08.509 · Initiative parlementaire · 2008-12-17
Liquidé
Wortlaut
Conformément à l'art. 160, al. 1, de la Constitution et à l'article 107 de la loi sur le Parlement, je dépose l'initiative parlementaire suivante :
Les bases légales seront modifiées de sorte que le Conseil fédéral ne puisse plus, dans le cadre de la crise actuelle des marchés financiers ni dans le cadre d'une crise ultérieure, décider de transactions financières extraordinaires sans les soumettre préalablement à l'approbation du Parlement.
Begründung
À la mi-octobre 2008, afin de tenter de maîtriser la crise des marchés financiers, le Conseil fédéral a arrêté un train de mesures sans véritablement associer le Parlement à sa démarche. Il s'est fondé sur les articles 185 et 184 de la Constitution, qui établissent une sorte de droit de nécessité. Ce faisant, il a élargi sa compétence à légiférer par voie d'ordonnance à des mesures visant à protéger l'économie et il a, de plus, touché à des compétences de politique extérieure.
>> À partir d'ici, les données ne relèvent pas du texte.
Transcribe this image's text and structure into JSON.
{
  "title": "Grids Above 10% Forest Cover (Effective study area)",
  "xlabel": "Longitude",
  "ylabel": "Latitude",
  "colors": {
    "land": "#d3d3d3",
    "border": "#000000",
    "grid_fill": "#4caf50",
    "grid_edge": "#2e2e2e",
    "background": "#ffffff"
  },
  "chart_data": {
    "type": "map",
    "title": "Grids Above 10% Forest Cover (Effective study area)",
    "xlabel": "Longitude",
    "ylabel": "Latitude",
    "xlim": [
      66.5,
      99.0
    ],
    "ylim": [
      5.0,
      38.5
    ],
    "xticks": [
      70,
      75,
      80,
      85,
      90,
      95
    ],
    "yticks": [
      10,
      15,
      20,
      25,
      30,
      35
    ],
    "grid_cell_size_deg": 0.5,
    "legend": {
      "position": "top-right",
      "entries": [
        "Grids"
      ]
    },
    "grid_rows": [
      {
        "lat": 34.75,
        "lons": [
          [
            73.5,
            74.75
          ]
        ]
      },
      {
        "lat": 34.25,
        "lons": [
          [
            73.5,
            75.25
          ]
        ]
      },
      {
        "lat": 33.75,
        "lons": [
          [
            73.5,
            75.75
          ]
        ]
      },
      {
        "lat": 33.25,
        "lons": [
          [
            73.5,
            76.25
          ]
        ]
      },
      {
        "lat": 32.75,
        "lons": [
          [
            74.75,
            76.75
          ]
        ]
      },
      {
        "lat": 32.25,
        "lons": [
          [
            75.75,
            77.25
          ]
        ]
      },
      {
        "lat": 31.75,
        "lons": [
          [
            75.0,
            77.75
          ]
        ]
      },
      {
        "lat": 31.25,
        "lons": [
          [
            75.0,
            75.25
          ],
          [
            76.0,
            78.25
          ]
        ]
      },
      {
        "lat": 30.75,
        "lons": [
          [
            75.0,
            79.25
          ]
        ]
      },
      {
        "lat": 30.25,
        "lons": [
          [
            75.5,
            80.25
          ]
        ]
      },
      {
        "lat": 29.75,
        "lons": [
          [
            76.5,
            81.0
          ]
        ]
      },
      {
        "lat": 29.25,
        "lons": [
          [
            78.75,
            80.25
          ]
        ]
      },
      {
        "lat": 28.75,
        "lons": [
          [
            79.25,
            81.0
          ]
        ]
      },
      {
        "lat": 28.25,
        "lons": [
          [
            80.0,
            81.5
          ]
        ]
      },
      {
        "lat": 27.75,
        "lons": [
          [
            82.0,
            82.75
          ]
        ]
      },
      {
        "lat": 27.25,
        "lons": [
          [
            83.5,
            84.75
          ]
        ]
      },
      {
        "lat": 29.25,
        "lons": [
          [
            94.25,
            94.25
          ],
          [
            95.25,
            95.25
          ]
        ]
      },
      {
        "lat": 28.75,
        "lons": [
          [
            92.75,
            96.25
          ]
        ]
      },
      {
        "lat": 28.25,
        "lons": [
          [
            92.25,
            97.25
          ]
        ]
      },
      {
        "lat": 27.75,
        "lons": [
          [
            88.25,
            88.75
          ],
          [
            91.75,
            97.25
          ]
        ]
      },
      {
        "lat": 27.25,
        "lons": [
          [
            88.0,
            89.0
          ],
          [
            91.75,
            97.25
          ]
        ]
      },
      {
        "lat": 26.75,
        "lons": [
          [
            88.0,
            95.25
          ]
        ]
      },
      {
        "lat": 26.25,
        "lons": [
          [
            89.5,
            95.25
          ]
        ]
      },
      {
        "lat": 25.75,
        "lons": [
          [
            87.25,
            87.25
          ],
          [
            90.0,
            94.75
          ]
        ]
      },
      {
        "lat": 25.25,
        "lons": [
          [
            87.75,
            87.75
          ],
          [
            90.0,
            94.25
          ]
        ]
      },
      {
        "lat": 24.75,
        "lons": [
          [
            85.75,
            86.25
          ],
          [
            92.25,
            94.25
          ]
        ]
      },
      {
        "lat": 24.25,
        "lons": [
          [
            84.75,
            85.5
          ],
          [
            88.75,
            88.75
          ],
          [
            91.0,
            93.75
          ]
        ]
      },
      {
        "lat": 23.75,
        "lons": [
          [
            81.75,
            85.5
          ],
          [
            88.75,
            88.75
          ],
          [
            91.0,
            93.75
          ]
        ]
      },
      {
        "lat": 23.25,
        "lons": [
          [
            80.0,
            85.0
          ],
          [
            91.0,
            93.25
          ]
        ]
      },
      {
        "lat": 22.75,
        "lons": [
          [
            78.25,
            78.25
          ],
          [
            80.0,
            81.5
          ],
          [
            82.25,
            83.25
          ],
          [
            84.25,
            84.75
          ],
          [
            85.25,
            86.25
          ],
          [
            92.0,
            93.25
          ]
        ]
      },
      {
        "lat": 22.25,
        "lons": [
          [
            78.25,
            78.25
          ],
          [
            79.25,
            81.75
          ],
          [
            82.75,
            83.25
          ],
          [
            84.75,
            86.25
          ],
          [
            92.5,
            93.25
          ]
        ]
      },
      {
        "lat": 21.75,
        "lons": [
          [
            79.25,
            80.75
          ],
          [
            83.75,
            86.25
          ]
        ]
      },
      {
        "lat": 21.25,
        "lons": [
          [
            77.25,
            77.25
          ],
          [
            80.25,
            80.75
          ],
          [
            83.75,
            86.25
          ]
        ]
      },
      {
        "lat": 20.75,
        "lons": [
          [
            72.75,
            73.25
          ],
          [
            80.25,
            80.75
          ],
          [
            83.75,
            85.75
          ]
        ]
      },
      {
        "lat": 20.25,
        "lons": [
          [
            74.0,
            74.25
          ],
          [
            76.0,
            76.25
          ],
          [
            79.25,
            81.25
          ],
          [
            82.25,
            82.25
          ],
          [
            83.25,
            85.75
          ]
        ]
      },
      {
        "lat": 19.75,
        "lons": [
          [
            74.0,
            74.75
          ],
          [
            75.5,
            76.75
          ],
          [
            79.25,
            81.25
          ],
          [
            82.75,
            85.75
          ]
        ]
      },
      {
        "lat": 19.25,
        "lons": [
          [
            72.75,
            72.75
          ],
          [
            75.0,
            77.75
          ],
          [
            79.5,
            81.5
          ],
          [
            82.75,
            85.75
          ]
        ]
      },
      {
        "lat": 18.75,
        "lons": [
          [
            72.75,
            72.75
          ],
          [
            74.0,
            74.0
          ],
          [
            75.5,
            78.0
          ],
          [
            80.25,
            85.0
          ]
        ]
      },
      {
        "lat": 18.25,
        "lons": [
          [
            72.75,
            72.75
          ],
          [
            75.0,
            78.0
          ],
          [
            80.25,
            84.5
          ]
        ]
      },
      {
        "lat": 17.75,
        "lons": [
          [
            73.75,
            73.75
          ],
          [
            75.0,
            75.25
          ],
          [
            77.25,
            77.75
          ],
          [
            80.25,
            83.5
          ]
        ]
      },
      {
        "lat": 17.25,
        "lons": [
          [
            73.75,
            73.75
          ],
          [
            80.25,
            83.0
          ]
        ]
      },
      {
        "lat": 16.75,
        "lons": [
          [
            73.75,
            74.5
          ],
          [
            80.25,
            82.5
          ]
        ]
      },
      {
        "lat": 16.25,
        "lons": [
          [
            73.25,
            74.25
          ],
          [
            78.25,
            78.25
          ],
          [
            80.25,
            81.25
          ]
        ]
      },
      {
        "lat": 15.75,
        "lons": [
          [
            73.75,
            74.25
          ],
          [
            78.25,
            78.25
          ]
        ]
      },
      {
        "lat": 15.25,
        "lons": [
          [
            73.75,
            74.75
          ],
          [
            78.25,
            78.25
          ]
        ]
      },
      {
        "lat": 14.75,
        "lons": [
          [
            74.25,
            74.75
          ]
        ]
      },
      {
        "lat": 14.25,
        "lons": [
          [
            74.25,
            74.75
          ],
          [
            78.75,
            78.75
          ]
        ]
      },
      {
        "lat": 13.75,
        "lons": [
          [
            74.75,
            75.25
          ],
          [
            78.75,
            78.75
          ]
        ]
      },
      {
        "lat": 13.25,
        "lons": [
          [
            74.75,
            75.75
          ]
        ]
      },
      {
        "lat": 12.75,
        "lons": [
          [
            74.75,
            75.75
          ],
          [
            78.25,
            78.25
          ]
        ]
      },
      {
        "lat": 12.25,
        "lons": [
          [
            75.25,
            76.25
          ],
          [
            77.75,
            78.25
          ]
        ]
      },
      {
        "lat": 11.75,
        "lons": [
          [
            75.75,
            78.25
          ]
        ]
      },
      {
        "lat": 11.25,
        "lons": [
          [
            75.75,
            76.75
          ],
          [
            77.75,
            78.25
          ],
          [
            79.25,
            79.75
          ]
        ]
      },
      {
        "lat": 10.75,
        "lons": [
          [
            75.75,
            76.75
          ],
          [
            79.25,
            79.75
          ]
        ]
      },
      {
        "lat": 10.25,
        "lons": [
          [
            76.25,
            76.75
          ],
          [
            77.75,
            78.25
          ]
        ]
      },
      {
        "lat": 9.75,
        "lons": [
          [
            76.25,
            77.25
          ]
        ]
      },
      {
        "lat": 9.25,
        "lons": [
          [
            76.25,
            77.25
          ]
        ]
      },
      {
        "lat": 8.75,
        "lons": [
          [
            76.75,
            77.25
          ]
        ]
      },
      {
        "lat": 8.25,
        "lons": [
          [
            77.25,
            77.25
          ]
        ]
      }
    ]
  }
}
Les droits du Parlement ont été restreints puisque l'objet ne lui a pas été soumis au préalable pour approbation. Interrogé par la commission chargée de l'examen préalable, le Conseil fédéral a déclaré qu'il n'envisageait pas de modifier le droit de sorte à garantir que toutes les transactions de ce type soient désormais traitées au préalable par le Parlement. Autrement dit, si de nouvelles transactions financières extraordinaires devaient s'avérer nécessaires dans le cadre de la crise actuelle des marchés financiers ou d'une nouvelle crise, le Conseil fédéral pourrait à nouveau, en fonction des circonstances, les approuver et ne les soumettre que plus tard au Parlement. Devant le Conseil national, le Conseil fédéral a tenu un discours similaire.
La présente initiative a pour but de remédier à cette situation : elle vise à éviter que le Conseil fédéral ne puisse quasi systématiquement prendre des mesures extraordinaires sans les soumettre préalablement au Parlement. C'est pourquoi je demande la création de bases légales garantissant au Parlement le droit de se prononcer au préalable. Si de nouvelles transactions financières de ce type devaient être nécessaires à l'avenir, le Parlement devrait être associé d'emblée aux travaux et pouvoir se prononcer d'entrée de jeu, et ce quels que soient le statut juridique des bénéficiaires et leur secteur d'activité (investissement, assurance, crédit hypothécaire, autres types de crédits, etc.).